Start somewhere. Pick one tiny task, and do it. Like this guest bed I’m staring at as I write that is covered in clothes. I could hang those up or put them in the laundry.

It’s just cleaning the fucking house, it’s not planning battle.

At least it probably isn’t for most people.

But for me, it is. Battle against myself and my fears and my feeling of being overwhelmed. Battle against anxiety.

Am I alone here? Is anybody else intimidated by an out-of-control house?

But big picture, I don’t want to live my life in fear.
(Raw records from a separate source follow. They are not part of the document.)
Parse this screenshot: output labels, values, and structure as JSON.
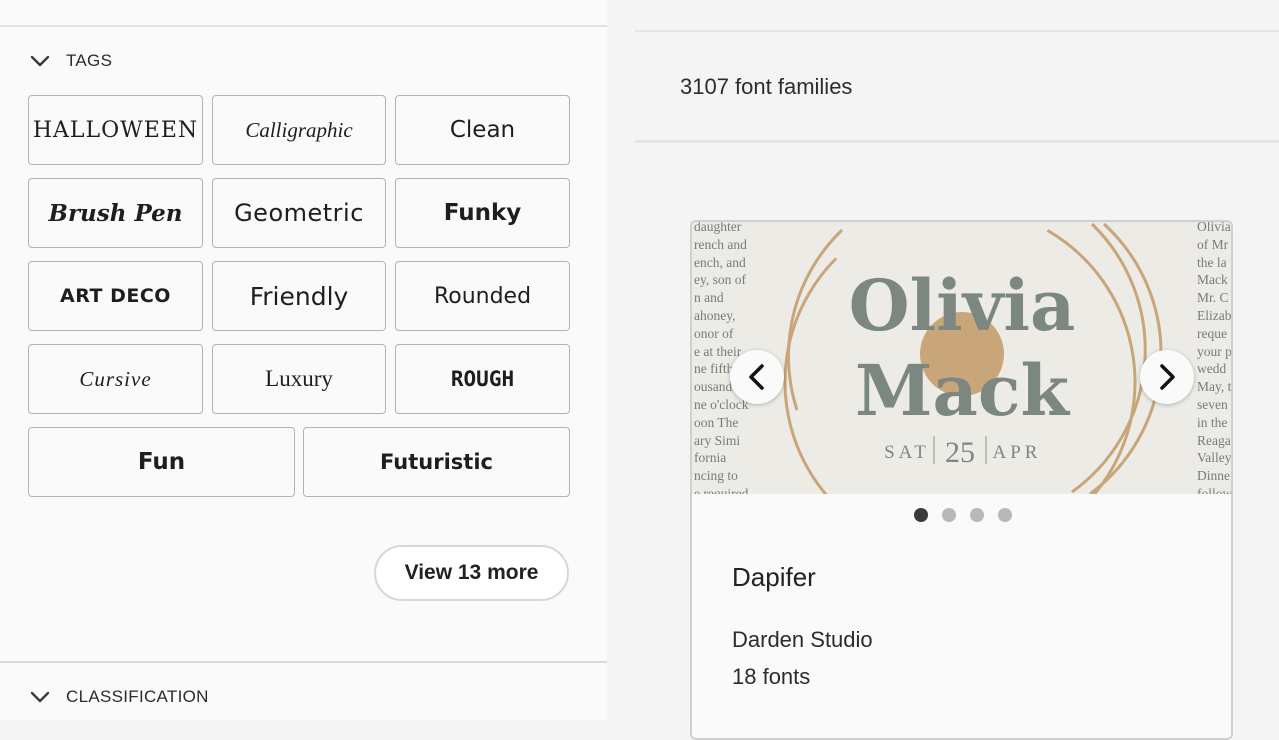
{
  "filters": {
    "tags_title": "TAGS",
    "classification_title": "CLASSIFICATION",
    "tags": [
      "HALLOWEEN",
      "Calligraphic",
      "Clean",
      "Brush Pen",
      "Geometric",
      "Funky",
      "ART DECO",
      "Friendly",
      "Rounded",
      "Cursive",
      "Luxury",
      "ROUGH",
      "Fun",
      "Futuristic"
    ],
    "view_more_label": "View 13 more"
  },
  "results": {
    "count_text": "3107 font families",
    "card": {
      "preview": {
        "title_line1": "Olivia",
        "title_line2": "Mack",
        "date_day": "SAT",
        "date_num": "25",
        "date_month": "APR",
        "left_text": "daughter\nrench and\nench, and\ney, son of\nn and\nahoney,\nonor of\ne at their\nne fifth\nousand\nne o'clock\noon The\nary Simi\nfornia\nncing to\ne required",
        "right_text": "Olivia\nof Mr\nthe la\nMack\nMr. C\nElizab\nreque\nyour p\nwedd\nMay, t\nseven\nin the\nReaga\nValley\nDinne\nfollow"
      },
      "slide_count": 4,
      "active_slide": 1,
      "family_name": "Dapifer",
      "foundry": "Darden Studio",
      "fonts_count": "18 fonts"
    }
  },
  "colors": {
    "accent_gold": "#c9a57a",
    "preview_text_gray": "#7c8781",
    "preview_bg": "#ecebe6"
  }
}
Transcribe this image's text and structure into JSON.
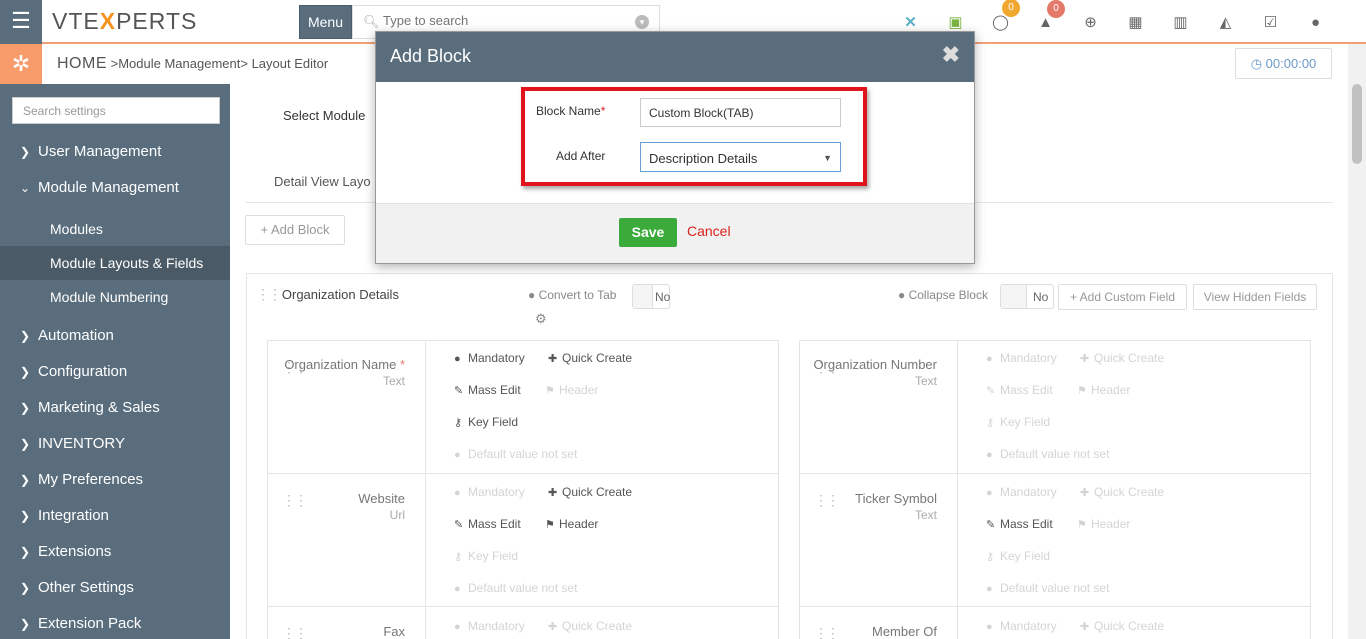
{
  "header": {
    "logo_text_a": "VTE",
    "logo_text_b": "X",
    "logo_text_c": "PERTS",
    "menu_label": "Menu",
    "search_placeholder": "Type to search",
    "chat_badge": "0",
    "bell_badge": "0",
    "timer": "00:00:00"
  },
  "breadcrumb": {
    "home": "HOME",
    "sep1": ">",
    "module_mgmt": "Module Management",
    "sep2": ">",
    "layout_editor": "Layout Editor"
  },
  "sidebar": {
    "search_placeholder": "Search settings",
    "items": [
      {
        "label": "User Management",
        "chev": "❯"
      },
      {
        "label": "Module Management",
        "chev": "⌄"
      },
      {
        "label": "Automation",
        "chev": "❯"
      },
      {
        "label": "Configuration",
        "chev": "❯"
      },
      {
        "label": "Marketing & Sales",
        "chev": "❯"
      },
      {
        "label": "INVENTORY",
        "chev": "❯"
      },
      {
        "label": "My Preferences",
        "chev": "❯"
      },
      {
        "label": "Integration",
        "chev": "❯"
      },
      {
        "label": "Extensions",
        "chev": "❯"
      },
      {
        "label": "Other Settings",
        "chev": "❯"
      },
      {
        "label": "Extension Pack",
        "chev": "❯"
      }
    ],
    "subitems": [
      "Modules",
      "Module Layouts & Fields",
      "Module Numbering"
    ]
  },
  "main": {
    "select_module": "Select Module",
    "tab_detail": "Detail View Layo",
    "add_block": "+ Add Block",
    "block_title": "Organization Details",
    "convert_to_tab": "Convert to Tab",
    "convert_toggle": "No",
    "collapse_block": "Collapse Block",
    "collapse_toggle": "No",
    "add_custom_field": "+ Add Custom Field",
    "view_hidden_fields": "View Hidden Fields"
  },
  "fields": [
    {
      "name": "Organization Name",
      "required": "*",
      "type": "Text"
    },
    {
      "name": "Organization Number",
      "type": "Text"
    },
    {
      "name": "Website",
      "type": "Url"
    },
    {
      "name": "Ticker Symbol",
      "type": "Text"
    },
    {
      "name": "Fax",
      "type": ""
    },
    {
      "name": "Member Of",
      "type": ""
    }
  ],
  "field_options": {
    "mandatory": "Mandatory",
    "quick_create": "Quick Create",
    "mass_edit": "Mass Edit",
    "header": "Header",
    "key_field": "Key Field",
    "default_value": "Default value not set"
  },
  "modal": {
    "title": "Add Block",
    "close": "✖",
    "block_name_label": "Block Name",
    "required_mark": "*",
    "block_name_value": "Custom Block(TAB)",
    "add_after_label": "Add After",
    "add_after_value": "Description Details",
    "save": "Save",
    "cancel": "Cancel"
  },
  "colors": {
    "header_slate": "#596d7d",
    "accent_orange": "#f79b6a",
    "save_green": "#3aaa3a",
    "highlight_red": "#e1141e"
  }
}
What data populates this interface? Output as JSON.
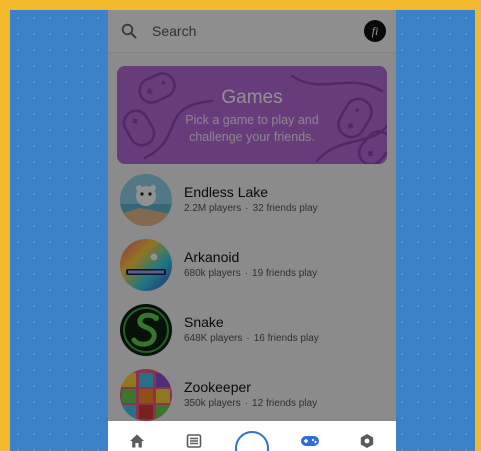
{
  "search": {
    "placeholder": "Search"
  },
  "profile": {
    "avatar_letter": "fi"
  },
  "banner": {
    "title": "Games",
    "subtitle_line1": "Pick a game to play and",
    "subtitle_line2": "challenge your friends.",
    "color": "#b36ad6"
  },
  "games": [
    {
      "name": "Endless Lake",
      "players": "2.2M players",
      "friends": "32 friends play"
    },
    {
      "name": "Arkanoid",
      "players": "680k players",
      "friends": "19 friends play"
    },
    {
      "name": "Snake",
      "players": "648K players",
      "friends": "16 friends play"
    },
    {
      "name": "Zookeeper",
      "players": "350k players",
      "friends": "12 friends play"
    }
  ],
  "meta_separator": "·",
  "nav": {
    "items": [
      {
        "icon": "home-icon"
      },
      {
        "icon": "list-icon"
      },
      {
        "icon": "ring-icon"
      },
      {
        "icon": "gamepad-icon"
      },
      {
        "icon": "hexagon-icon"
      }
    ],
    "accent": "#2f6fd6"
  },
  "colors": {
    "outer_frame": "#f1b92b",
    "backdrop": "#3b82c8"
  }
}
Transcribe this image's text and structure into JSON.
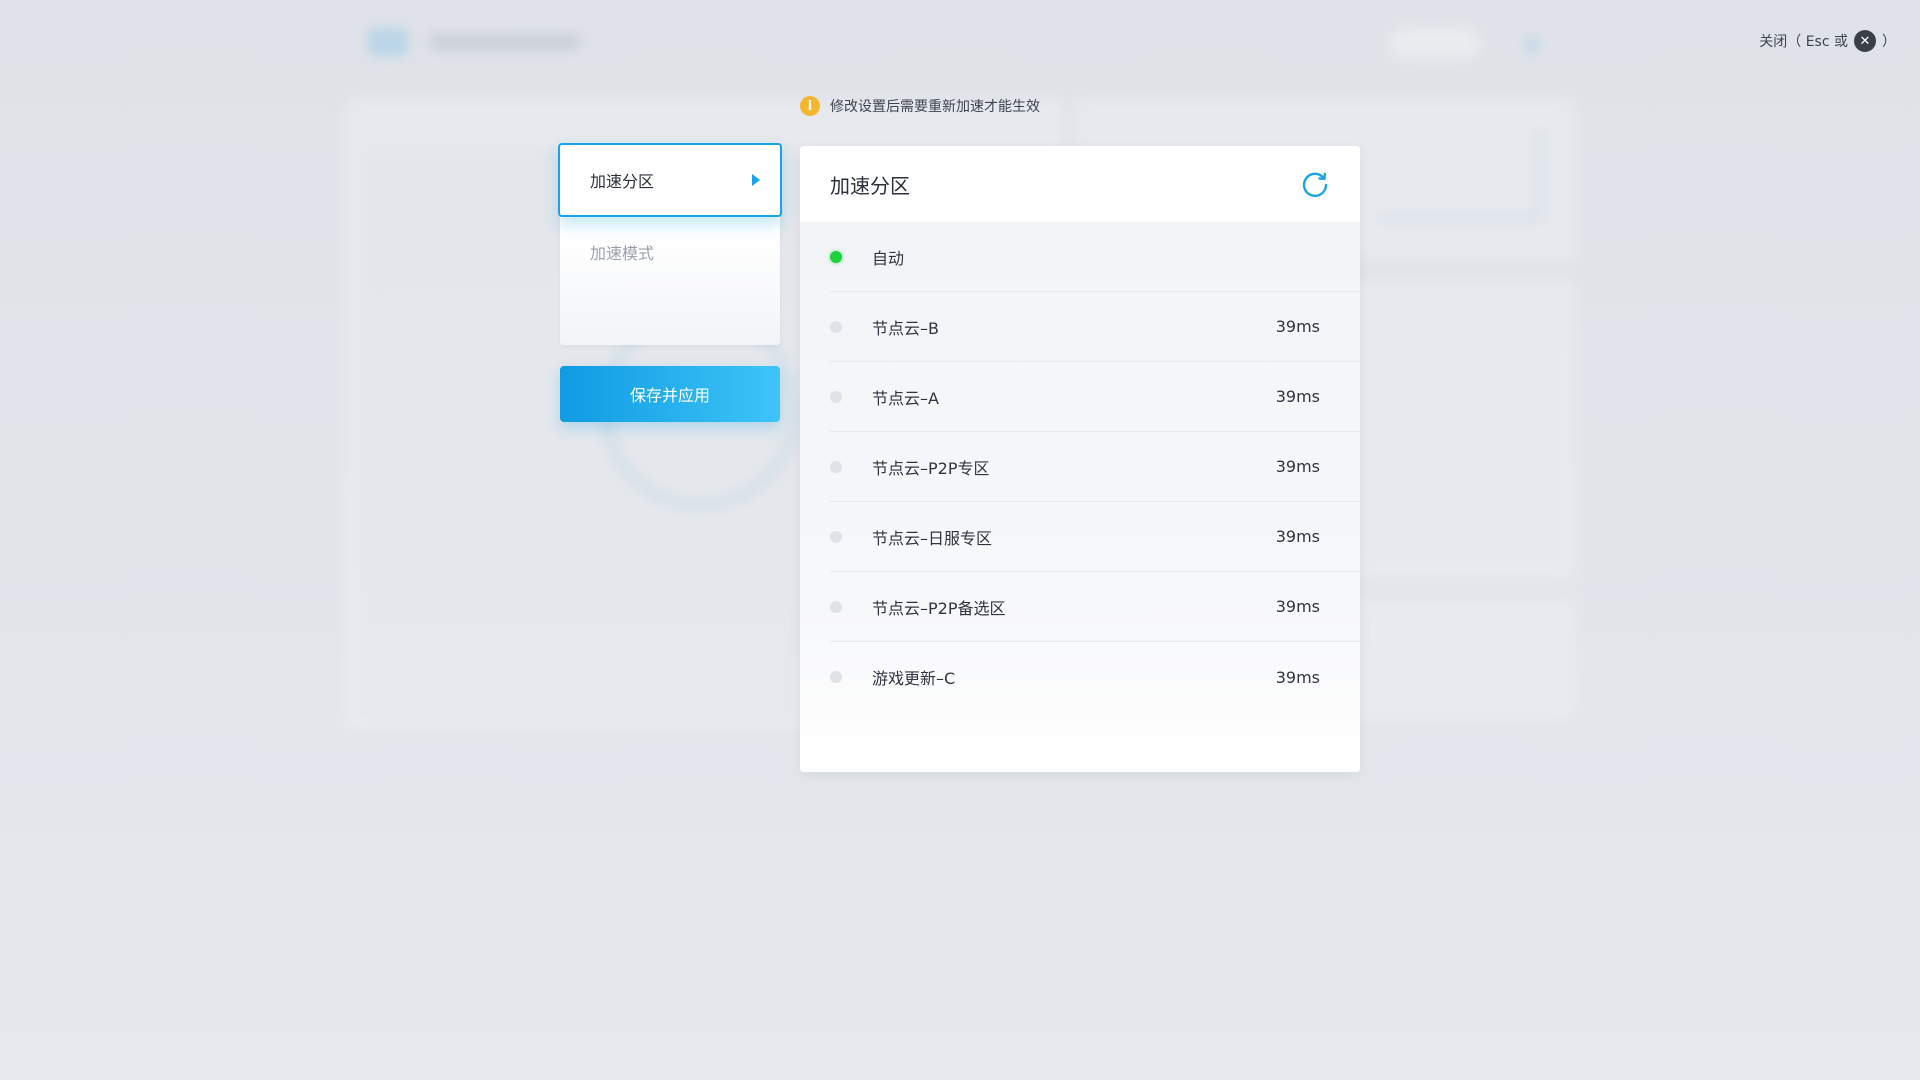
{
  "notice": {
    "text": "修改设置后需要重新加速才能生效",
    "icon": "info-icon",
    "icon_glyph": "i"
  },
  "close_hint": {
    "prefix": "关闭（ Esc 或",
    "suffix": "）",
    "icon": "close-icon",
    "icon_glyph": "✕"
  },
  "menu": {
    "items": [
      {
        "label": "加速分区",
        "active": true
      },
      {
        "label": "加速模式",
        "active": false
      }
    ]
  },
  "save_button": {
    "label": "保存并应用"
  },
  "panel": {
    "title": "加速分区",
    "refresh_icon": "refresh-icon",
    "rows": [
      {
        "name": "自动",
        "ping": "",
        "selected": true
      },
      {
        "name": "节点云–B",
        "ping": "39ms",
        "selected": false
      },
      {
        "name": "节点云–A",
        "ping": "39ms",
        "selected": false
      },
      {
        "name": "节点云–P2P专区",
        "ping": "39ms",
        "selected": false
      },
      {
        "name": "节点云–日服专区",
        "ping": "39ms",
        "selected": false
      },
      {
        "name": "节点云–P2P备选区",
        "ping": "39ms",
        "selected": false
      },
      {
        "name": "游戏更新–C",
        "ping": "39ms",
        "selected": false
      }
    ]
  },
  "colors": {
    "accent": "#1aa3e8",
    "status_on": "#1fd13b",
    "warning": "#f5b731"
  }
}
Fear of messing up. Fear of being judged. Fear of seeming stupid. Fear of failing–or even just being less than perfect.

Because I see it in my kid. He doesn’t want to do things unless he knows exactly what’s up and what’ll be going on. He wants to be successful and he shuts down when he messes up in public.

I want more than that for him. I want him to feel the fear, and do it anyway.

So I guess I better start walking the walk.